Each of these different parameters has different strengths and weaknesses. The SSP1E choice of parameter puts its focus on recent observations rather than historical observation. This parameter would be useful for trying to forecast the number of deaths in 2022 due to Covid. The smoothing parameter of 0.2 balances responsiveness and stability when forecasting mortality rates. This value allows the model to capture recent changes without overreacting to random fluctuations, providing a smoother, more reliable forecast. The smoothing parameter of 1/n places the most emphasis on historical data, which allows longer term trends to be visible. Remember, choosing the optimal smoothing parameter often involves considering the specific characteristics of the data, the purpose of the analysis and potential external influences.

Question 5 - US Mortality Rate: Excess Mortality (30 points)

The jump at the last two years of the US Mortality Rate series is clearly the effect that Covid-19 had on mortality across the US.

a) Please calculate the excess mortality rate during 2020 and 2021 using the smoothing parameter values you employed in the previous question.
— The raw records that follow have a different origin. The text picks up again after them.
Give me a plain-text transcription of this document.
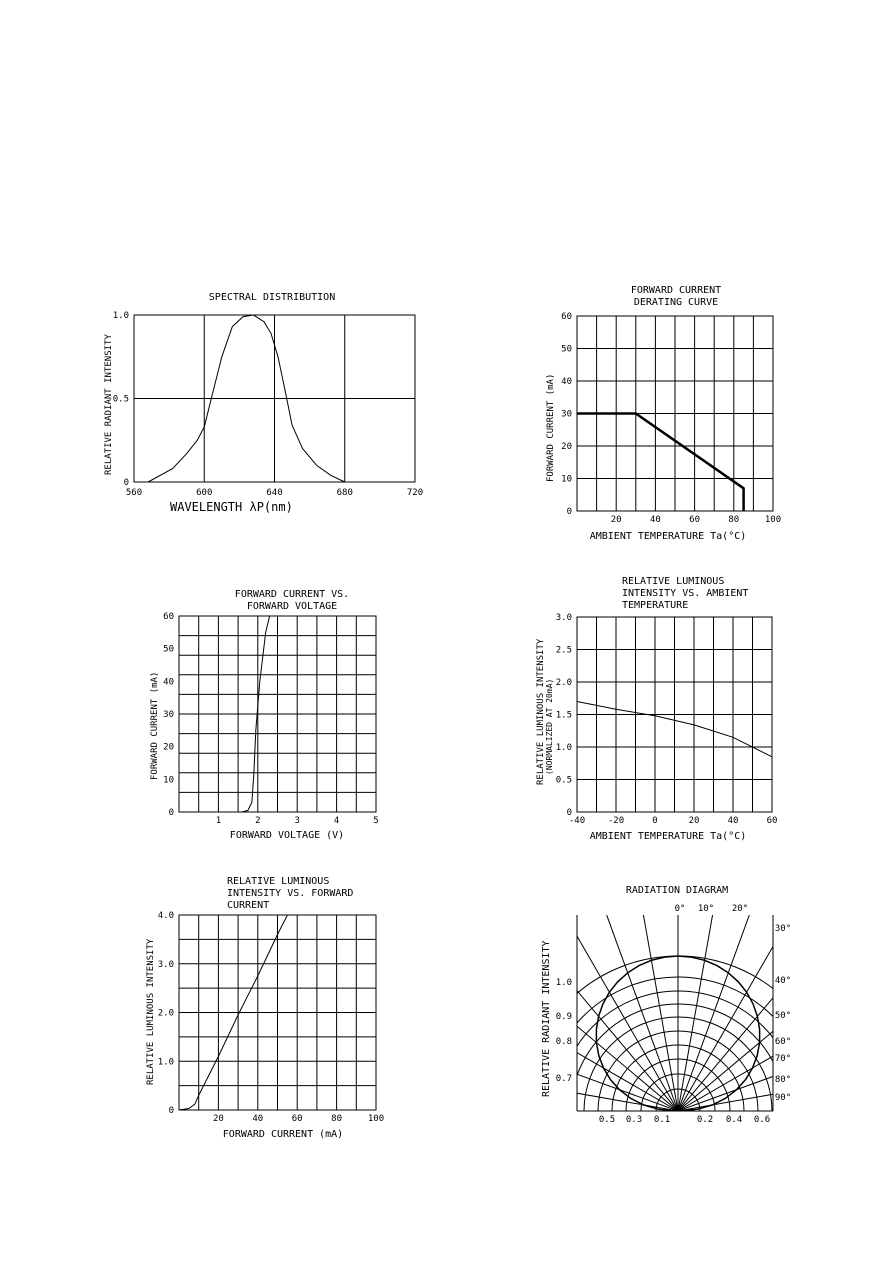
SPECTRAL DISTRIBUTION
560	600	640	680	720
0
0.5
1.0
WAVELENGTH λP(nm)
RELATIVE RADIANT INTENSITY
FORWARD CURRENT
DERATING CURVE
20	40	60	80	100
0
10
20
30
40
50
60
AMBIENT TEMPERATURE Ta(°C)
FORWARD CURRENT (mA)
FORWARD CURRENT VS.
FORWARD VOLTAGE
1	2	3	4	5
0
10
20
30
40
50
60
FORWARD VOLTAGE (V)
FORWARD CURRENT (mA)
RELATIVE LUMINOUS
INTENSITY VS. AMBIENT
TEMPERATURE
-40	-20	0	20	40	60
0
0.5
1.0
1.5
2.0
2.5
3.0
AMBIENT TEMPERATURE Ta(°C)
RELATIVE LUMINOUS INTENSITY (NORMALIZED AT 20mA)
RELATIVE LUMINOUS
INTENSITY VS. FORWARD
CURRENT
20	40	60	80	100
0
1.0
2.0
3.0
4.0
FORWARD CURRENT (mA)
RELATIVE LUMINOUS INTENSITY
RADIATION DIAGRAM
0° 10° 20°
30°
40°
50°
60°
70°
80°
90°
1.0
0.9
0.8
0.7
0.5 0.3 0.1	0.2 0.4 0.6
RELATIVE RADIANT INTENSITY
Your results should be displayed in a table that is professionally formatted.
Answer
Code
# Filter data for 2020 and 2021
fitted_covid_ss1pe <- fitted_values |> filter(year %in% c(2020, 2021))
fitted_covid_alpha_0.2 <- fitted_values_alpha_0.2 |> filter(year %in% c(2020, 2021))
fitted_covid_alpha_1_n <- fitted_values_alpha_1_n |> filter(year %in% c(2020, 2021))

# Compute excess values for each alpha
mortality_covid <- mortality |> 
  filter(year %in% c(2020, 2021)) |> 
  mutate(
    ss1pe = `mort_rate_per_100,000` - fitted_covid_ss1pe$.fitted,
    alpha_0.2 = `mort_rate_per_100,000` - fitted_covid_alpha_0.2$.fitted,
    alpha_1_n = `mort_rate_per_100,000` - fitted_covid_alpha_1_n$.fitted
  )

# Create the table
library(pander)
pander(
  mortality_covid |> select(year, `mort_rate_per_100,000`,  
                            ss1pe, alpha_0.2, alpha_1_n),
  caption = "Mortality Data for 2020-2021 with Excess Values Calculated for Three Different Alphas"
)
Mortality Data for 2020-2021 with Excess Values Calculated for Three Different Alphas
year mort_rate_per_100,000 ss1pe alpha_0.2 alpha_1_n
2020 1027 157.3 179.9 189.5
2021 1044 16.82 160.7 203.7
b) What is the meaning of excess mortality as you calculated it? Please explain it to a general audience, as if you were being interviewed in a national news show.
Answer

Excess mortality refers to the number of deaths beyond what is typically expected in a specific period, based on historical data. It serves as an indicator of unusual circumstances, like pandemics, natural disasters, or severe flu seasons, showing if more people are dying than usual. This metric captures both direct effects, such as deaths from the primary cause (e.g., a virus), and indirect impacts, like deaths resulting from overwhelmed healthcare systems. By comparing observed deaths to expected baselines, experts can assess the overall impact of such events on public health.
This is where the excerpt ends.